According to a new SEC filing, billionaire Elon Musk will go through with his Twitter acquisition, after all, provided the company drops its lawsuit against him. Twitter shares rose 22 percent when the news broke, while Tesla shares fell about 5 percent but have recovered somewhat since then.
So how did this whole ordeal start? In April, Musk disclosed that he purchased a 9.2 percent stake in Twitter. The company quickly offered him a seat on its board of directors, which Musk eventually rejected as it wouldn't bar him from ever acquiring a stake larger than 14.9 percent. The billionaire then announced his plans to buy the whole company in a deal worth $44 billion.
After the company accepted, Musk quickly gained cold feet, citing concerns about the number of spam and fake accounts on Twitter, among other issues. In July, he formally requested to get out of the deal, which prompted the company to sue him. That trial is scheduled to start on October 17 and might still go through if the two parties don't come to an agreement by then.
Buying Twitter is an accelerant to creating X, the everything app— Elon Musk (@elonmusk) October 4, 2022
Musk likely changed his mind (again) due to his legal team reportedly believing that the case wouldn't go his way. Press reports indicate the assigned judge repeatedly sided with Twitter in pretrial rulings, with the recent emergence of a whistleblower apparently not improving expectations enough.

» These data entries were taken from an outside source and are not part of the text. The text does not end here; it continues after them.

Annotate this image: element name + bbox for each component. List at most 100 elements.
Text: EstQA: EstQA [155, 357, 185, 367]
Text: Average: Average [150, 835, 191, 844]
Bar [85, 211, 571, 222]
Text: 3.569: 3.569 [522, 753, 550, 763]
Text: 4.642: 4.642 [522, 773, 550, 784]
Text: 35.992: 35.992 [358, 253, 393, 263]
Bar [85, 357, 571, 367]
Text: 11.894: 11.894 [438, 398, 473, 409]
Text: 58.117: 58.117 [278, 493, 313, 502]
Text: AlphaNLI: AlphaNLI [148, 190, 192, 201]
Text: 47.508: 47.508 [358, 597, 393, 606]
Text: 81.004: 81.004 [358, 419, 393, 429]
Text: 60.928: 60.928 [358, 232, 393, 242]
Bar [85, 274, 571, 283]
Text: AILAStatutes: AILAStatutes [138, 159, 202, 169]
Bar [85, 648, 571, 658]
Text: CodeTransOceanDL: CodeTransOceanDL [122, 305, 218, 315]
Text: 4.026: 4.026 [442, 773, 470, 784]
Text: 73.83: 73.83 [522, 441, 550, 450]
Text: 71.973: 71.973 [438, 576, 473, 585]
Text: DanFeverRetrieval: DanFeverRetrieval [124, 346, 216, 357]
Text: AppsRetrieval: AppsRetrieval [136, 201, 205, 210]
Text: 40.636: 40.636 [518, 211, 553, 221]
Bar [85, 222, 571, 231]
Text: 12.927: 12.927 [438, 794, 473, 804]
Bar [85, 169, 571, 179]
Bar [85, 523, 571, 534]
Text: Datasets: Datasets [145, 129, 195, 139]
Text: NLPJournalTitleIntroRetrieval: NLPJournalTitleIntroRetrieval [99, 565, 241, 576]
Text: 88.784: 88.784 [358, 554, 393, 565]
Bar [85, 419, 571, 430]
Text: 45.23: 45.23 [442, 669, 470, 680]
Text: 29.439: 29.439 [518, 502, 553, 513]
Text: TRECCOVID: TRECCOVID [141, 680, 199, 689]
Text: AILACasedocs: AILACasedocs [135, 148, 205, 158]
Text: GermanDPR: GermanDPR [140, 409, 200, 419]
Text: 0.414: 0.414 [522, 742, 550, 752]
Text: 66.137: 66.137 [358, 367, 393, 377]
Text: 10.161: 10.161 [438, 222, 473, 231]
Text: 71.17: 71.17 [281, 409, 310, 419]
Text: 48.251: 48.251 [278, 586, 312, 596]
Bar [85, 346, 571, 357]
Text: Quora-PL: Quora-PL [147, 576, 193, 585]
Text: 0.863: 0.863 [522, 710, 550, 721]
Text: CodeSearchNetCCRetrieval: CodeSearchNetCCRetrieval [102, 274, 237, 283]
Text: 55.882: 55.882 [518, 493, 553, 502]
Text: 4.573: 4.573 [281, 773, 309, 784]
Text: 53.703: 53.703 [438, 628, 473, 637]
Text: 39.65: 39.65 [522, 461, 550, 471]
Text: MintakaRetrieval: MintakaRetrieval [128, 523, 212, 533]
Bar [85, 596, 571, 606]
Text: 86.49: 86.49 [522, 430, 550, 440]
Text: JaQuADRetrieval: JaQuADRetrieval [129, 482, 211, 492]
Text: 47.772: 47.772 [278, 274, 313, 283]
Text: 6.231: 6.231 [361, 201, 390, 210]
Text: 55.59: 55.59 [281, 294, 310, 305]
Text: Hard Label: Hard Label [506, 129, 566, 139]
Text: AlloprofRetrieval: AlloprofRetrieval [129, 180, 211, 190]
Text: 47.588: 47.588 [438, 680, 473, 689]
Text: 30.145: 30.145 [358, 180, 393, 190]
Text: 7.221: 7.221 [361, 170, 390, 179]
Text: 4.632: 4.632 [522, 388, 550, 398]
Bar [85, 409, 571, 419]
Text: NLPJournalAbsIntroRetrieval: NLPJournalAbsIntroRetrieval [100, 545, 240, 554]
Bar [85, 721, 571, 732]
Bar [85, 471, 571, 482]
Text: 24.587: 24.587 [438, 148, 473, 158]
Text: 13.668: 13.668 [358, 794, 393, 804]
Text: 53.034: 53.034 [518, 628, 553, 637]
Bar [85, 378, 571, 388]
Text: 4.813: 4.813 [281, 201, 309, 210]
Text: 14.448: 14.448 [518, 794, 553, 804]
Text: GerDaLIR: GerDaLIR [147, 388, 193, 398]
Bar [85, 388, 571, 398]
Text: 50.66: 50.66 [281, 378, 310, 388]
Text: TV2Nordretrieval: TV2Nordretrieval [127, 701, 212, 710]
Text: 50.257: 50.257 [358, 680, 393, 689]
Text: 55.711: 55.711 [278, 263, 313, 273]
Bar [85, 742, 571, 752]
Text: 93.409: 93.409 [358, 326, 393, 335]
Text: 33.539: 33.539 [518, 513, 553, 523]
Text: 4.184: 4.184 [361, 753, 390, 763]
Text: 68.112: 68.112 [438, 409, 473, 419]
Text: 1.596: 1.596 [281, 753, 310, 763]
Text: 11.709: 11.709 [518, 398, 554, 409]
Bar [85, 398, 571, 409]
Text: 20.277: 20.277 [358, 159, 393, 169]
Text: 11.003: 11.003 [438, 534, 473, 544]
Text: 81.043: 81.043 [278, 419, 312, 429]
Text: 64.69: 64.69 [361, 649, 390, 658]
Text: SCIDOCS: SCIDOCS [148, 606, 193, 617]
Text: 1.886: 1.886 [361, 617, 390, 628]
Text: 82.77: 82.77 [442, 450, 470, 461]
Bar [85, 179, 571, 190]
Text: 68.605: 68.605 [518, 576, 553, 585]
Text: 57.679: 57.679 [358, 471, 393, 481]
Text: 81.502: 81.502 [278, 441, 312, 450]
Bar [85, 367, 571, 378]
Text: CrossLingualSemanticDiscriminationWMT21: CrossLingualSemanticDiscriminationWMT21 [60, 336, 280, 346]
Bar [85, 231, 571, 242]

Twitter said it received the letter and planned to accept the deal at the price they initially agreed upon in April. Musk later tweeted that he intends to make Twitter an "everything app," which likely means expanding its feature set to more than just social media. This makes it sound a bit like WeChat, a popular social media app in China that's also used to order food, book rides, make payments, and more.